Dans un grand hôpital de Kinshasa, plus de 35% des sujets
hospitalisés (enfants et adultes) sont infectés par le VIH (NGALY
B. et al., 1988). Chez les noirs d'Afrique souffrant de SIDA, la
fréquence de morts attribuées à une cause cardiaque varie
de 6 à 10% (BERTRAND Ed., 1992). Malgré la progression
inquiétante du SIDA dans cette partie du continent africain, il n'existe
que quelques données fragmentaires sur les atteintes cardiaques. Il est
fait état des péricardites liquidiennes, des cardiomyopathies
dilatées et rarement des endocardites associées au SIDA (BOGUI F.
et al., 1992 ; BOURAMOUE C., ASOBOA, 1989 ; BOURAMOUE C. et al., 1992 ; KAGAME
A. et al., 1991). Le SIDA est de plus en plus reconnu comme facteur
étiologique des cardiomyopathies dilatées (BERTRAND Ed., 1992 ;
BOURAMOUE C. et al., 1992). Dans la plupart des cas, il s'agit d'atteintes
cardiaques chroniques dont les manifestations cliniques apparaissent avant les
symptômes liés au SIDA.
Dans la région des Caraïbes, il s'agit plus
souvent des populations toxicomanes (84,4%) et d'ethnie hispanique (ALTIERI
P.I. et al., 1994) : l'atteinte cardiaque associée au SIDA est souvent
asymptomatique malgré la fréquence élevée des
myocardites (32%) d'origine infectieuse comme Histoplasma capsulatum,
Toxoplasma gondii, Mycobacterium tuberculosis, Cytomegalovirus, Cryptococcus
neoformans et des mycobactéries atypiques.
L'Europe et les Etats-Unis présentent des patients dont
le SIDA se complique de tuberculose et de cryptococcose.
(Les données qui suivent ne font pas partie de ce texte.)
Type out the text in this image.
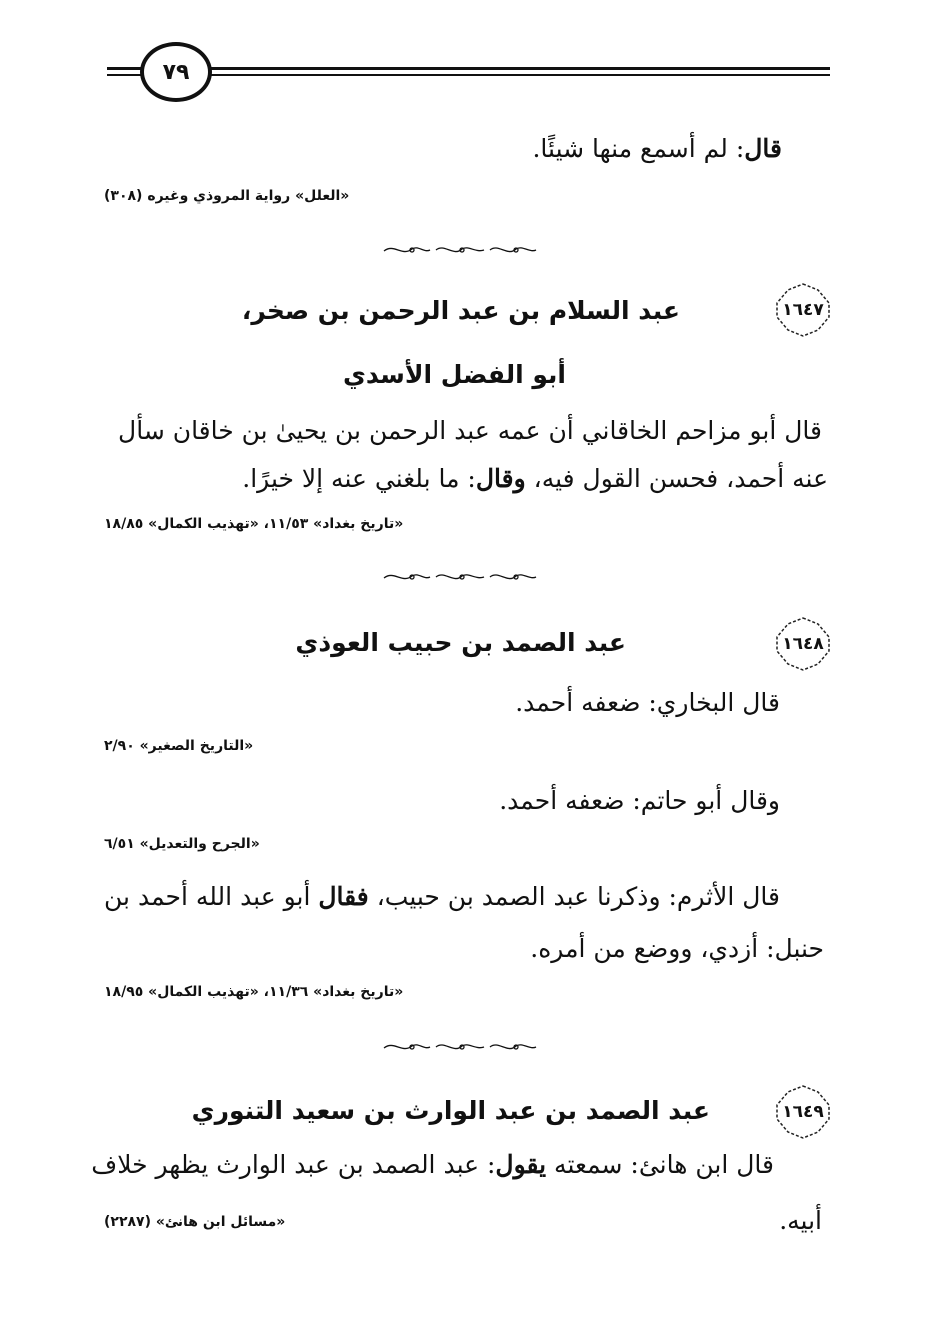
٧٩
قال: لم أسمع منها شيئًا.
«العلل» رواية المروذي وغيره (٣٠٨)
١٦٤٧
عبد السلام بن عبد الرحمن بن صخر،
أبو الفضل الأسدي
قال أبو مزاحم الخاقاني أن عمه عبد الرحمن بن يحيىٰ بن خاقان سأل
عنه أحمد، فحسن القول فيه، وقال: ما بلغني عنه إلا خيرًا.
«تاريخ بغداد» ١١/٥٣، «تهذيب الكمال» ١٨/٨٥
١٦٤٨
عبد الصمد بن حبيب العوذي
قال البخاري: ضعفه أحمد.
«التاريخ الصغير» ٢/٩٠
وقال أبو حاتم: ضعفه أحمد.
«الجرح والتعديل» ٦/٥١
قال الأثرم: وذكرنا عبد الصمد بن حبيب، فقال أبو عبد الله أحمد بن
حنبل: أزدي، ووضع من أمره.
«تاريخ بغداد» ١١/٣٦، «تهذيب الكمال» ١٨/٩٥
١٦٤٩
عبد الصمد بن عبد الوارث بن سعيد التنوري
قال ابن هانئ: سمعته يقول: عبد الصمد بن عبد الوارث يظهر خلاف
أبيه.
«مسائل ابن هانئ» (٢٢٨٧)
Des 350.000 cas de
SIDA que compteront les Etats-Unis en l'an 2000, 25.000 souffriront d'un
dysfonctionnement ventriculaire gauche : une étude conduite à
l'hôpital Johns Hopkins montre une prévalence de 14,5% et une
incidence de 18% de ce dysfonctionnement ventriculaire gauche au cours du SIDA
(HERSKOWITZ A.H. et al., 1993). En France, la prévalence de
l'altération de la fonction ventriculaire gauche est inférieure
(9,5%) à celle de l'Amérique (LASSAIGNE D. et al., 1991).
Notre modeste contribution, fruit du travail clinique d'une
décennie dans un milieu africain différent des régions
nord-américaine, européenne et des Caraïbes, vise un
dépistage systématique des atteintes cardiaques chez des patients
infectés par le VIH pour mieux :
1. déterminer leurs différents aspects
cliniques, biologiques, électrocardio-graphiques, radiologiques et
échocardiographiques.
2. évaluer leur évolution naturelle par la
compréhension des relations existant entre le VIH et les
différentes variables anthropométriques, biologiques et
échocardiographiques. Ces variables sont liées au pronostic et
à la survie.
3. rechercher une cause immunopathologique possible
liée au complexe d'histocompatibilité (HLA) et tester
l'hypothèse de l'existence d'une base génétique dans ces
atteintes cardiaques associées à l'infection VIH.